Selon une autre source, leur profil « s’apparente à la mouvance survivaliste ».
Compte tenu des investigations déjà réalisées et la proximité des Vosges avec l’Allemagne, la Suisse et la Belgique, « il n’est pas à exclure que (Mia et sa mère) aient pu quitter le territoire national », a prévenu le procureur.
« Des diffusions internationales ont été réalisées pour faciliter leur localisation et leur appréhension », a-t-il indiqué.
Mia Montemaggi a été enlevée mardi par trois hommes, par ruse et sans violence, alors qu’elle était hébergée chez sa grand-mère maternelle, désignée depuis janvier « tiers de confiance » par la justice, dans le village des Poulières, à une trentaine de kilomètres d’Epinal.
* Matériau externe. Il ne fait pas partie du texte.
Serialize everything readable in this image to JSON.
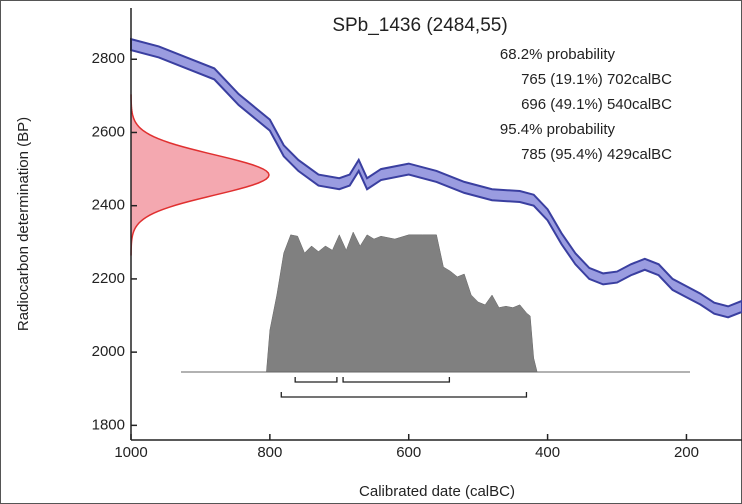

Sa mère, Lola Montemaggi, 28 ans, qui n’avait plus le droit de voir Mia seule et « voulait vivre en marge de la société », a également disparu depuis.
Deux des ravisseurs – un troisième étant resté au volant du véhicule qui a emmené l’enfant – se sont fait passer pour des représentants de la protection de l’enfance, avec des papiers à en-tête du ministère de la Justice.
Selon le procureur, les ravisseurs ont remis l’enfant à sa mère « environ 20 minutes plus tard ».
Au regard du « caractère très organisé de cette action et de la sophistication des techniques utilisées », l’enquête, qui mobilise 90 militaires, porte désormais sur le chef de « enlèvement de mineur de moins de 15 ans commis en bande organisée ». Ses auteurs encourent la réclusion criminelle à perpétuité.
Toute personne ayant des informations sur ce rapt est invitée à appeler le 0 800 36 32 68.